Question

A certain reaction has a fixed half-life of 125 sec, how much time does it take for 25.0% of the original reactant to be reacted?

Answer 1

Given that reaction has a fixed half-life of 125 sec.

That means, half life is independent on initial concentration.

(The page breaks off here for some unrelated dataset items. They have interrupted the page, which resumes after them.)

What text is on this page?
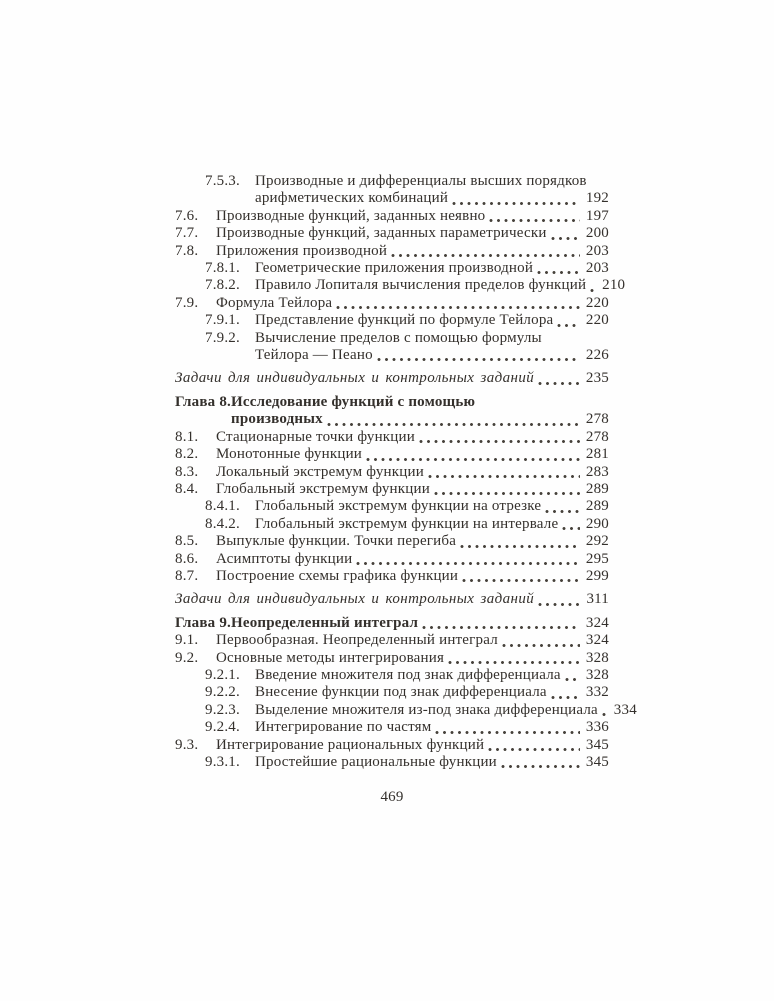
7.5.3.	Производные и дифференциалы высших порядков
арифметических комбинаций	192
7.6.	Производные функций, заданных неявно	197
7.7.	Производные функций, заданных параметрически	200
7.8.	Приложения производной	203
7.8.1.	Геометрические приложения производной	203
7.8.2.	Правило Лопиталя вычисления пределов функций 210
7.9.	Формула Тейлора	220
7.9.1.	Представление функций по формуле Тейлора 220
7.9.2.	Вычисление пределов с помощью формулы
Тейлора — Пеано	226
Задачи для индивидуальных и контрольных заданий	235
Глава 8. Исследование функций с помощью
производных	278
8.1.	Стационарные точки функции	278
8.2.	Монотонные функции	281
8.3.	Локальный экстремум функции	283
8.4.	Глобальный экстремум функции	289
8.4.1.	Глобальный экстремум функции на отрезке	289
8.4.2.	Глобальный экстремум функции на интервале 290
8.5.	Выпуклые функции. Точки перегиба	292
8.6.	Асимптоты функции	295
8.7.	Построение схемы графика функции	299
Задачи для индивидуальных и контрольных заданий	311
Глава 9. Неопределенный интеграл	324
9.1.	Первообразная. Неопределенный интеграл	324
9.2.	Основные методы интегрирования	328
9.2.1.	Введение множителя под знак дифференциала 328
9.2.2.	Внесение функции под знак дифференциала	332
9.2.3.	Выделение множителя из-под знака дифференциала 334
9.2.4.	Интегрирование по частям	336
9.3.	Интегрирование рациональных функций	345
9.3.1.	Простейшие рациональные функции	345
469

Hence, it is a first order reaction.

For first order reaction,

half life t_1/2 = 0.693 /k where k is rate constant

k = 0.693/ t_1/2  --- Eq (1)

k = 1/t ln { [A]_o/[A]_t} ----- Eq (2)

From Eqs (1) and (2),

0.693/ t_1/2 = (1/t) ln {[A]_o/ [A]_t} ------Eq (3)

Given that

half life t_1/2 = 125 sec

time t = ?

Initial amount = 100 %

Final amount [A]_t = 100 % - 25 % = 75 %

Substitute all the values in Eq (3),

0.693/ t_1/2 = (1/t) ln {[A]_o/ [A]_t}

0.693/ 125 = (1/t) ln {100 %/ 75%}

t = (125/0.693) x ln {100 %/ 75%}

= 51.9 sec

t = 51.9 sec

Therefore,

it take 51.9 sec for 25.0% of the original reactant to be reacted.